Millions of users get hacked this way every day. The answer? Don’t click the link. Instead, open a new browser and type in the URL of your bank’s website.
Don’t Plug That Thing In!
If you don’t recognize a USB thumb drive you found lying around, do not insert it into your computer. Thumb drives install their own software drivers the first time you plug them in, and it is possible to hack those drivers to also install spyware and keyloggers. As soon as you plug in that thumb drive they own your system, and you don’t have any secrets anymore.

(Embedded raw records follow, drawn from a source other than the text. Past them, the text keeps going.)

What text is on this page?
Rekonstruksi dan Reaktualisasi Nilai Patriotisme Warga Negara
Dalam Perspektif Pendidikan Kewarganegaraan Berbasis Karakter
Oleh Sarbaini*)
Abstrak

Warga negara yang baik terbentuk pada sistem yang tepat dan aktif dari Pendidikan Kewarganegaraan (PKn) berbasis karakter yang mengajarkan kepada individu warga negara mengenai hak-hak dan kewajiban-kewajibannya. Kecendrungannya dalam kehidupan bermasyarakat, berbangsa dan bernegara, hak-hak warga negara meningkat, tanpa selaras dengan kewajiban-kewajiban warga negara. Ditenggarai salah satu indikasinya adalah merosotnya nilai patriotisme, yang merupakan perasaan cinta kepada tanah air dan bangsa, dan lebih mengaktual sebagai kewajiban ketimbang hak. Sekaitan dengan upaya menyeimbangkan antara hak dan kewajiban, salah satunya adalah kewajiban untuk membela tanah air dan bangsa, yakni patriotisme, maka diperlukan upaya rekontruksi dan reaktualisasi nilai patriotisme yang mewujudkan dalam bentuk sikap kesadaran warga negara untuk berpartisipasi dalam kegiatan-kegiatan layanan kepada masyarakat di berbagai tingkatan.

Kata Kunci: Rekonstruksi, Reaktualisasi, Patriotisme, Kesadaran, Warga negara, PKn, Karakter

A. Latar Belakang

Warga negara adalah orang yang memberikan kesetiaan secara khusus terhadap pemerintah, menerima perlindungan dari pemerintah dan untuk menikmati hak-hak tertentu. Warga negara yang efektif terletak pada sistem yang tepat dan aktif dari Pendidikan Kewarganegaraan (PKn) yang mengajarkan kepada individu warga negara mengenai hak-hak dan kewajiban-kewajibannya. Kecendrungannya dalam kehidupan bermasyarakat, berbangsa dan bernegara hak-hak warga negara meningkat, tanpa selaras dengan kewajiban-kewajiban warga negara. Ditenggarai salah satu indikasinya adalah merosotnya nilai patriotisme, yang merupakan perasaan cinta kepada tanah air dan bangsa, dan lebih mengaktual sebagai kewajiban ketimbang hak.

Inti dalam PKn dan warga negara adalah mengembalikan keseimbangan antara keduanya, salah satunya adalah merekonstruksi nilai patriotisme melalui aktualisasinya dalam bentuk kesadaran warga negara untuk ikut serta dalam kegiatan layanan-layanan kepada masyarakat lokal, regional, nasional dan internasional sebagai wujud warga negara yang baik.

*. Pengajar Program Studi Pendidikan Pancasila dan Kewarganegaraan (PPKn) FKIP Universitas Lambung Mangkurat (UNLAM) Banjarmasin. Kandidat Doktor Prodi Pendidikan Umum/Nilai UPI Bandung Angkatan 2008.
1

It’s actually a common and very successful social engineering practice for hackers to simply leave a thumb drive in your company’s parking lot. Someone picks it up, takes it to their computer and plugs it into to see what’s on it. Too late. They now have access to your whole network as well as your individual machine.
Use a Limited Account
This is probably a bit more technical, but it’s very important and with a small amount of Googling, you can accomplish it in minutes. Here’s the gist:
By default, most individual users are created with Admin level privileges. So, if that user hits a malicious website, a piece of malware can install itself on your system without any additional action by you. This is of course OS dependent.
If you use a limited account (i.e. not an Admin) any attempted software installation, either by you or by a malicious website, will require you to provide an Admin password, which is an effective block against a rogue installations.
Keep Your System Updated
OS and Application manufacturers, such as Apple and Microsoft, are constantly updating their software to patch newly discovered vulnerabilities. You should enable automatic updates to keep yourself safe.
Don’t Visit Sketchy Websites
I learned the hard way that if you Google “Free” anything, you are likely to get infected. Something as seemingly innocent as “Free Fonts” will likely take you to a site that will try to infect your system with malware. You often know when a website is potentially unsafe. I strongly suggest you avoid those places. It’s a bad neighborhood.
In my next blog, I will discuss the security best practices for web developers and admins. The two aspects of security are entirely correlated. If you have weak security on your web server, it will likely get hacked at some point. You then risk exposing all of your users’ passwords. Remember that many users may have weak passwords, and may use them on multiple websites. So even if you encrypt your passwords in the database, hackers can still apply bots to crack them. They would have gotten my ‘tigger’ password in under a millisecond. With the 12-character password I use today, it will take them just over 200 years.